Alea Jacta Est (3): Ten Laws of Security

Once more, the die has been cast. Yesterday, I sent the final version of the manuscript of my second book to Springer.

The title is Ten Laws of Security. For 15 years, together with my previous security team, I have defined and refined a set of ten laws for security. These laws are simple but powerful. Over the years, when meeting other security experts, solution providers, potential customers, and students, I discovered that these laws were an excellent communication tool. These rules allowed benchmarking quickly whether both parties shared the same vision for security. Many meetings successfully started by me introducing these laws, which helped build reciprocal respect and trust between teams. Over time, I found that these laws were also an excellent educational tool. Each law can introduce different technologies and principles of security.

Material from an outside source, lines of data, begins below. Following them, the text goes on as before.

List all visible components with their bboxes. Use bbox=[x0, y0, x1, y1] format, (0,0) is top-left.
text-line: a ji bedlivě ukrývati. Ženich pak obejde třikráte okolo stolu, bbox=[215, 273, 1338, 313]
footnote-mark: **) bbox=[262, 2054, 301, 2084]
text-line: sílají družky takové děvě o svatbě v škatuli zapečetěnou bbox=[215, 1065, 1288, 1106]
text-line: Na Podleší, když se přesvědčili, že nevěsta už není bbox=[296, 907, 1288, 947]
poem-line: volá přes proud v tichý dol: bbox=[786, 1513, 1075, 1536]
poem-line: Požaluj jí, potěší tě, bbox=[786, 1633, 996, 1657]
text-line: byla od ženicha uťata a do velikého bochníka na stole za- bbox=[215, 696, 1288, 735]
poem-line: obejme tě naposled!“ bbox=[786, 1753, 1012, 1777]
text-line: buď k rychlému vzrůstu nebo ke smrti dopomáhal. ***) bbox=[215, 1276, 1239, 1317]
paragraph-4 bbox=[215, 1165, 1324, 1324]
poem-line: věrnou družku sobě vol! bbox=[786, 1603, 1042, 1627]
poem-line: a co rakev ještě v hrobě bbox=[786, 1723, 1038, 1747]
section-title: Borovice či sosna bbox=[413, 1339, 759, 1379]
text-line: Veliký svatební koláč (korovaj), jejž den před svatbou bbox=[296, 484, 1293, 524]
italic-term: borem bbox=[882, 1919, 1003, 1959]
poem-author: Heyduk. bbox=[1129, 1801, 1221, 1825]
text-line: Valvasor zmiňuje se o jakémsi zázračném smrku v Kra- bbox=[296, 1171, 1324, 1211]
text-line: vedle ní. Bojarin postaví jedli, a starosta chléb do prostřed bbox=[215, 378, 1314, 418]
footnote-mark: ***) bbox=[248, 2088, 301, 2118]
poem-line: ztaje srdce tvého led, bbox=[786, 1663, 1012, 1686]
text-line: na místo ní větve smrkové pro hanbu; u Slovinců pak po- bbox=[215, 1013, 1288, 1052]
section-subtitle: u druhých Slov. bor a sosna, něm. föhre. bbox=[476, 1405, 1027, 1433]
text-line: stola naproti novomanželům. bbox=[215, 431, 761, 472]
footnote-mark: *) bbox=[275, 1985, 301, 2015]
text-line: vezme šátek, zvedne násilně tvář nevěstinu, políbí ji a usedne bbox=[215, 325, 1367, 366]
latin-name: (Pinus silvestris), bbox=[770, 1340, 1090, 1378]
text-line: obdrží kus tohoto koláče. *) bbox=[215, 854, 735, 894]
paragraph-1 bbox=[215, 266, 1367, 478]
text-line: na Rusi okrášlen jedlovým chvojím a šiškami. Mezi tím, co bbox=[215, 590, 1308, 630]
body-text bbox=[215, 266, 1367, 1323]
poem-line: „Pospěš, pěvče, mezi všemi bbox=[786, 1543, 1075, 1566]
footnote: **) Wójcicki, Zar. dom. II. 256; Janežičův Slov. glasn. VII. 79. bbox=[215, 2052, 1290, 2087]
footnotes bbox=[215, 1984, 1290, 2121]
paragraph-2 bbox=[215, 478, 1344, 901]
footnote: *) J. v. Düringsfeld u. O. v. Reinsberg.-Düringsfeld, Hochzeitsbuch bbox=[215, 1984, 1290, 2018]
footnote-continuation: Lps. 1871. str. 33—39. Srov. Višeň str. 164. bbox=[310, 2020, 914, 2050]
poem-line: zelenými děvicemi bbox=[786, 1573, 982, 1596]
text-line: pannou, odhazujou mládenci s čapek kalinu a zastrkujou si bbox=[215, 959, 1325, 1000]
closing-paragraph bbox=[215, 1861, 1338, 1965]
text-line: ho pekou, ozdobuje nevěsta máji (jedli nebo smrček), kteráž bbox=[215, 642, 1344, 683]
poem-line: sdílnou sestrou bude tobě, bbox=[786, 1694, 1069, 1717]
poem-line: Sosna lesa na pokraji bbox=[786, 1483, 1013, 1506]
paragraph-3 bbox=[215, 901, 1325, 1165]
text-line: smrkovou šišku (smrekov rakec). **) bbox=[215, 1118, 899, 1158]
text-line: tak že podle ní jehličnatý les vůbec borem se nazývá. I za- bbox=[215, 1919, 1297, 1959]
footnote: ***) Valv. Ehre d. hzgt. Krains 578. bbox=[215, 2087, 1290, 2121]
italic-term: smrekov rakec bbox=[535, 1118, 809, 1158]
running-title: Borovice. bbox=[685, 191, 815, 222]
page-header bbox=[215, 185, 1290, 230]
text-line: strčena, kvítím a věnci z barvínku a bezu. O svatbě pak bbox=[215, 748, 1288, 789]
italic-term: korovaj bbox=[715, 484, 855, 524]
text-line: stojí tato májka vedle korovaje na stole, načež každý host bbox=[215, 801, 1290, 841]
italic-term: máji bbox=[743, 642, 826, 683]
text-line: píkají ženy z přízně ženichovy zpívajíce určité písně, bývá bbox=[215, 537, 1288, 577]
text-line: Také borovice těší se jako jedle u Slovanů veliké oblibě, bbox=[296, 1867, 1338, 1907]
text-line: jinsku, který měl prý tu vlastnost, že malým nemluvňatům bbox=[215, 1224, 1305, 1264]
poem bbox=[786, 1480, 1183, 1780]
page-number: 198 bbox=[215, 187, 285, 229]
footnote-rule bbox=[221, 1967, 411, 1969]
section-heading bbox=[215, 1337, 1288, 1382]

They constitute an entertaining way to present security to new students or to introduce security to non-experts. Furthermore, these laws are mandatory heuristics that should drive any design of secure systems. There is no valid, rational reason for a system to violate one of these rules. The laws can be used as a checklist for a first-level sanity check.

Each chapter of this book addresses one law. The first part of the chapter always starts with examples. These anecdotes either illustrate an advantageous application of the law or outline the consequences of not complying with it. The second part of the chapter explores different security principles addressed by the law. Each chapter introduces, at least, one security technology or methodology that illustrates the law, or that is paramount to the law. From each law, the last section deduces some associated rules that are useful when designing or assessing a security system. As in my previous book, inserts, entitled “The Devil is in the details,” illustrate the gap between theory and real-world security.

The book should be available this summer.